Türkiye, Oğuz Murat Acı ismini yaşadığı kazayla biliyor.
Yazar Eylem Tok’un yurt dışına kaçırdığını oğlunun neden olduğu kazada Acı yaşamını yitirdi.
Geride acılı bir aile kalırken, Tok ve oğlu hakkında başlatılan soruşturmada kapsamlı bir şekilde devam ediyor.
Benzer kaza…
Acı ailesi, zorlu günler geçirirken bir olayı daha acılarını artırdı.
İstanbul’da TEM Otoyolu Silivri Kavaklı Mahallesi mevkiinde sürücü Oğuz Murat Acı’nın amcacı Soner Acı ve oğlu Anıl Acı’nin bulunduğu otomobil Ankara istikametine ilerlerken arızalandı.
Emniyet şeridinde duran baba Acı ile oğlu Anıl Acı araçtan indi.
Bu sırada aynı yönde ilerleyen Sait İ.’nin kullandığı 34 ET 4116 plakalı kamyon önce otomobile ardından Anıl Acı’ya çarptı.
Hayatını kaybetti
Kamyon, 100 metre ileride dururken Anıl Acı, çarpmanın etkisiyle savruldu.
İhbar üzerine olay yerine, sağlık, polis ve jandarma ekipleri sevk edildi. Olay yerine gelen sağlık ekiplerince hayatını kaybettiği belirlenen Anıl Acı’nın cenazesi Adli Tıp Kurumu morguna götürüldü.
Rüzgar savurdu diyerek serbest kaldı
Kazanın ardından gözaltına alınan kamyon şoförü 32 yaşındaki Sait İ. ise adli kontrol şartıyla serbest bırakıldı.
Sait İ., ortaya çıkan ifadesinde şöyle savunma yaptı:
“Rüzgarın idaremdeki aracı hafif savurması sonucu aracım sağ tarafa doğru yani emniyet şeridine doğru savruldu. Sonrasında emniyet şeridinde bir araç olduğunu fark ettim ve aracı toparlamaya çalıştım. Ancak emniyet şeridindeki aracın sol yanına sürterek çarptım. Orada birisine çarptığını aracımın aynasından arkaya baktığımda gördüm. Yolda herhangi bir ikaz bulunmamaktaydı.”
“Onunki yurt dışına kaçtı, bizimkisi de bir gece gözaltında kaldı”

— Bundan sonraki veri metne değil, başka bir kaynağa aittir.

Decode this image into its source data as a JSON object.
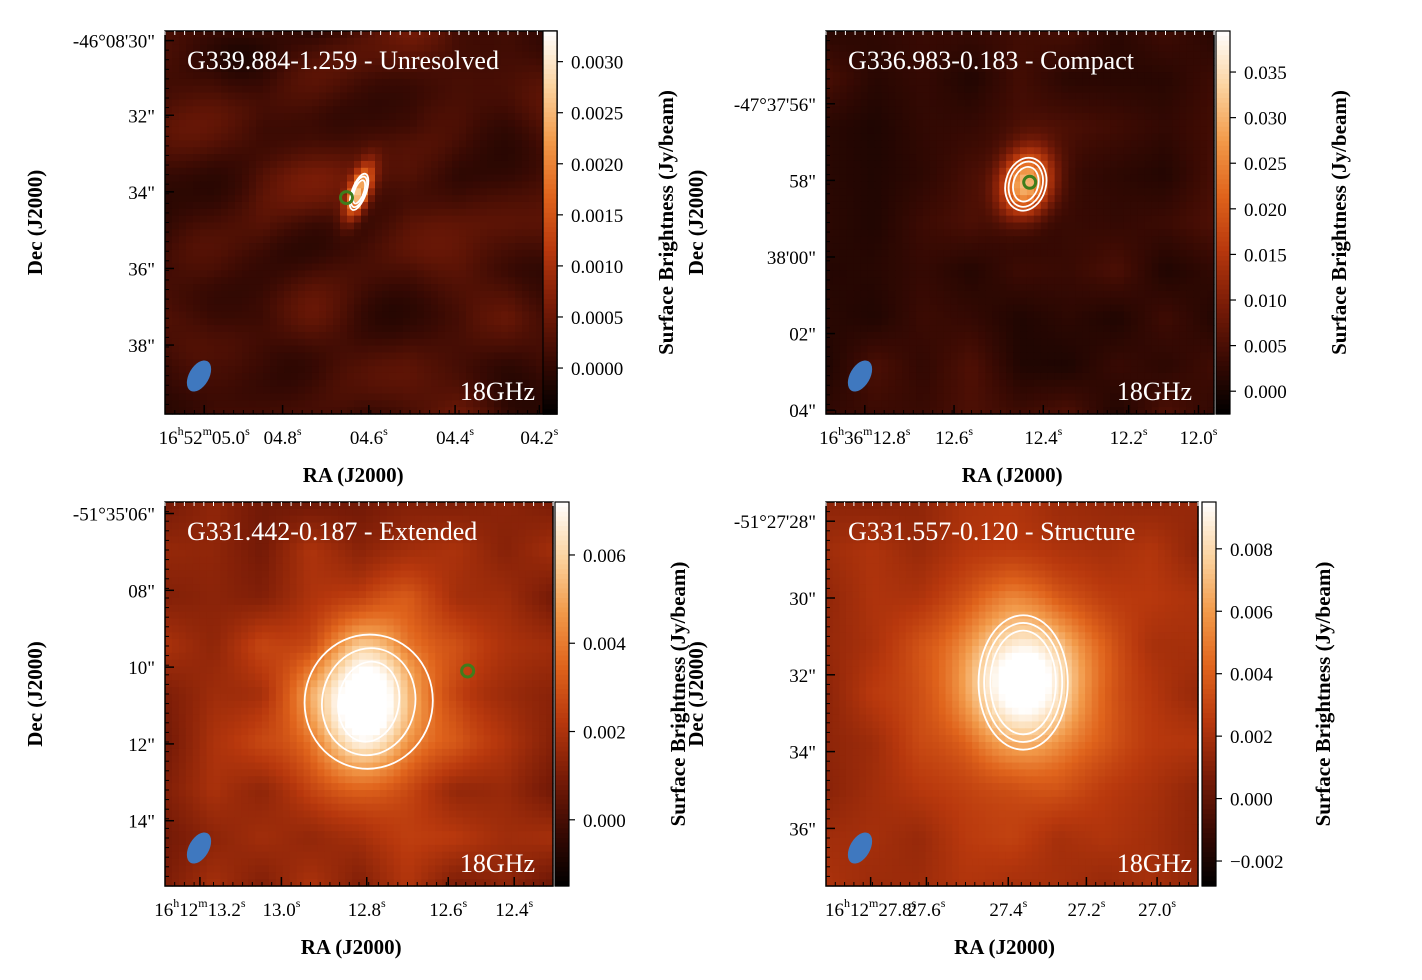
{
  "figure": {
    "xlabel": "RA (J2000)",
    "ylabel": "Dec (J2000)",
    "cbar_label": "Surface Brightness (Jy/beam)",
    "freq_label": "18GHz"
  },
  "colors": {
    "background": "#2a0802",
    "contour": "#ffffff",
    "marker": "#3f7d1c",
    "beam": "#3f78bf",
    "colormap": [
      "#000000",
      "#3a0a03",
      "#7a1c07",
      "#b8380d",
      "#e0641c",
      "#f29a4a",
      "#fbd3a0",
      "#ffffff"
    ]
  },
  "chart_data": [
    {
      "type": "heatmap",
      "title": "G339.884-1.259 - Unresolved",
      "x_ticks": [
        {
          "label": "16h52m05.0s",
          "h": "16",
          "m": "52",
          "s": "05.0",
          "frac": 0.1
        },
        {
          "label": "04.8s",
          "h": "",
          "m": "",
          "s": "04.8",
          "frac": 0.3
        },
        {
          "label": "04.6s",
          "h": "",
          "m": "",
          "s": "04.6",
          "frac": 0.52
        },
        {
          "label": "04.4s",
          "h": "",
          "m": "",
          "s": "04.4",
          "frac": 0.74
        },
        {
          "label": "04.2s",
          "h": "",
          "m": "",
          "s": "04.2",
          "frac": 0.955
        }
      ],
      "y_ticks": [
        {
          "label": "-46°08'30\"",
          "frac": 0.025
        },
        {
          "label": "32\"",
          "frac": 0.22
        },
        {
          "label": "34\"",
          "frac": 0.42
        },
        {
          "label": "36\"",
          "frac": 0.62
        },
        {
          "label": "38\"",
          "frac": 0.82
        }
      ],
      "cbar_ticks": [
        "0.0030",
        "0.0025",
        "0.0020",
        "0.0015",
        "0.0010",
        "0.0005",
        "0.0000"
      ],
      "cbar_range": [
        -0.00045,
        0.0033
      ],
      "cbar_values": [
        0.003,
        0.0025,
        0.002,
        0.0015,
        0.001,
        0.0005,
        0.0
      ],
      "source": {
        "x": 0.495,
        "y": 0.42,
        "sx": 0.018,
        "sy": 0.05,
        "rot": 20,
        "peak": 0.0033
      },
      "contours": [
        {
          "sx": 0.018,
          "sy": 0.05
        },
        {
          "sx": 0.016,
          "sy": 0.042
        },
        {
          "sx": 0.012,
          "sy": 0.032
        }
      ],
      "marker": {
        "x": 0.463,
        "y": 0.435
      },
      "noise": 0.0004,
      "base": 0.0002,
      "streaks": true,
      "seed": 11
    },
    {
      "type": "heatmap",
      "title": "G336.983-0.183 - Compact",
      "x_ticks": [
        {
          "label": "16h36m12.8s",
          "h": "16",
          "m": "36",
          "s": "12.8",
          "frac": 0.1
        },
        {
          "label": "12.6s",
          "h": "",
          "m": "",
          "s": "12.6",
          "frac": 0.33
        },
        {
          "label": "12.4s",
          "h": "",
          "m": "",
          "s": "12.4",
          "frac": 0.56
        },
        {
          "label": "12.2s",
          "h": "",
          "m": "",
          "s": "12.2",
          "frac": 0.78
        },
        {
          "label": "12.0s",
          "h": "",
          "m": "",
          "s": "12.0",
          "frac": 0.96
        }
      ],
      "y_ticks": [
        {
          "label": "-47°37'56\"",
          "frac": 0.19
        },
        {
          "label": "58\"",
          "frac": 0.39
        },
        {
          "label": "38'00\"",
          "frac": 0.59
        },
        {
          "label": "02\"",
          "frac": 0.79
        },
        {
          "label": "04\"",
          "frac": 0.99
        }
      ],
      "cbar_ticks": [
        "0.035",
        "0.030",
        "0.025",
        "0.020",
        "0.015",
        "0.010",
        "0.005",
        "0.000"
      ],
      "cbar_range": [
        -0.0025,
        0.0395
      ],
      "cbar_values": [
        0.035,
        0.03,
        0.025,
        0.02,
        0.015,
        0.01,
        0.005,
        0.0
      ],
      "source": {
        "x": 0.515,
        "y": 0.4,
        "sx": 0.045,
        "sy": 0.062,
        "rot": 15,
        "peak": 0.039
      },
      "contours": [
        {
          "sx": 0.052,
          "sy": 0.07
        },
        {
          "sx": 0.043,
          "sy": 0.06
        },
        {
          "sx": 0.032,
          "sy": 0.046
        }
      ],
      "marker": {
        "x": 0.525,
        "y": 0.395
      },
      "noise": 0.0025,
      "base": 0.003,
      "streaks": false,
      "seed": 23
    },
    {
      "type": "heatmap",
      "title": "G331.442-0.187 - Extended",
      "x_ticks": [
        {
          "label": "16h12m13.2s",
          "h": "16",
          "m": "12",
          "s": "13.2",
          "frac": 0.09
        },
        {
          "label": "13.0s",
          "h": "",
          "m": "",
          "s": "13.0",
          "frac": 0.3
        },
        {
          "label": "12.8s",
          "h": "",
          "m": "",
          "s": "12.8",
          "frac": 0.52
        },
        {
          "label": "12.6s",
          "h": "",
          "m": "",
          "s": "12.6",
          "frac": 0.73
        },
        {
          "label": "12.4s",
          "h": "",
          "m": "",
          "s": "12.4",
          "frac": 0.9
        }
      ],
      "y_ticks": [
        {
          "label": "-51°35'06\"",
          "frac": 0.03
        },
        {
          "label": "08\"",
          "frac": 0.23
        },
        {
          "label": "10\"",
          "frac": 0.43
        },
        {
          "label": "12\"",
          "frac": 0.63
        },
        {
          "label": "14\"",
          "frac": 0.83
        }
      ],
      "cbar_ticks": [
        "0.006",
        "0.004",
        "0.002",
        "0.000"
      ],
      "cbar_range": [
        -0.0015,
        0.0072
      ],
      "cbar_values": [
        0.006,
        0.004,
        0.002,
        0.0
      ],
      "source": {
        "x": 0.525,
        "y": 0.52,
        "sx": 0.1,
        "sy": 0.13,
        "rot": 10,
        "peak": 0.0072
      },
      "contours": [
        {
          "sx": 0.165,
          "sy": 0.175
        },
        {
          "sx": 0.12,
          "sy": 0.14
        },
        {
          "sx": 0.078,
          "sy": 0.105
        }
      ],
      "marker": {
        "x": 0.78,
        "y": 0.44
      },
      "noise": 0.0007,
      "base": 0.0012,
      "streaks": false,
      "seed": 37
    },
    {
      "type": "heatmap",
      "title": "G331.557-0.120 - Structure",
      "x_ticks": [
        {
          "label": "16h12m27.8s",
          "h": "16",
          "m": "12",
          "s": "27.8",
          "frac": 0.12
        },
        {
          "label": "27.6s",
          "h": "",
          "m": "",
          "s": "27.6",
          "frac": 0.27
        },
        {
          "label": "27.4s",
          "h": "",
          "m": "",
          "s": "27.4",
          "frac": 0.49
        },
        {
          "label": "27.2s",
          "h": "",
          "m": "",
          "s": "27.2",
          "frac": 0.7
        },
        {
          "label": "27.0s",
          "h": "",
          "m": "",
          "s": "27.0",
          "frac": 0.89
        }
      ],
      "y_ticks": [
        {
          "label": "-51°27'28\"",
          "frac": 0.05
        },
        {
          "label": "30\"",
          "frac": 0.25
        },
        {
          "label": "32\"",
          "frac": 0.45
        },
        {
          "label": "34\"",
          "frac": 0.65
        },
        {
          "label": "36\"",
          "frac": 0.85
        }
      ],
      "cbar_ticks": [
        "0.008",
        "0.006",
        "0.004",
        "0.002",
        "0.000",
        "−0.002"
      ],
      "cbar_range": [
        -0.0028,
        0.0095
      ],
      "cbar_values": [
        0.008,
        0.006,
        0.004,
        0.002,
        0.0,
        -0.002
      ],
      "source": {
        "x": 0.53,
        "y": 0.47,
        "sx": 0.115,
        "sy": 0.13,
        "rot": 0,
        "peak": 0.0095
      },
      "contours": [
        {
          "sx": 0.12,
          "sy": 0.175
        },
        {
          "sx": 0.105,
          "sy": 0.155
        },
        {
          "sx": 0.088,
          "sy": 0.135
        }
      ],
      "marker": null,
      "noise": 0.0006,
      "base": 0.0015,
      "streaks": false,
      "seed": 53
    }
  ]
}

Baba Soner Acı, yaşanan olayın ardından şu ifadeleri kullandı:
“Oğuz Murat Acı’nın olayının birebir aynısı. Nasıl emniyet şeridinde onları gelip ezip geçtiyse, kaza aynı fakat yerler ayrı, bizi de emniyet şeridinde geldi ezip geçti. Kaza anını şöyle hatırlıyorum. Bir toz duman içinde kaldım önüme baktığım zaman, kamyonun hızla gittiğini gördüm. Ben o arada olayın tam farkında değildim, bağırdım ‘kamyonu yakalayın’ dedim. Kamyon 500 metre sonra durdu. Zaten arkamı döndüğümde olanlar olmuştu.
Arızaya bakacaktık, basit bir şeyse kendi çabamızla yapmaya çalışacaktık fakat durmamızla, kaputu açtık ve arkasından bu olay yaşandı. Arabayı ben kullanıyordum. Kaza hemen hemen birebir aynı, emniyet şeridinde. Onunki yurt dışına kaçtı, bizimkisi de bir gece gözaltında kaldı ertesi gün serbest bırakıldı. Adaletli bir şekilde tecelli etmesini istiyorum.”
“Nikah tarihi almak için beraberdik o gün”
Nişanlısından geriye kalan yüzüğü boynunda taşıyan Elif Aydın ise “Olay anında orada değildim ama onlarla gidecektim. O gün biz zaten Anıl ile beraberdik. Dediği gibi düğünüme iki ay vardı. Nikah tarihi almak için beraberdik o gün, nikah tarihi almaya gittik. Acının ne olduğunu daha anlayamadan benim perşembe günü karşıma avukat çıkıp dedi ki, ‘Adli kontrol şartıyla serbest bırakıldı.’ Şu kadarcık bir dosya getirdiler elime. Dedim ki, ‘Bu mu bunun karşılığı?’ Anlatmadığımız duyguların vicdan azabını çekip, bir köşede oturup saatlerce duruyoruz. İnsanlar bizi toplamaya çalışıyor. En azından ilk duruşmaya kadar, o dört duvarın içinde kalsın. Vicdanıyla baş başa kalsın.” ifadelerine yer verdi.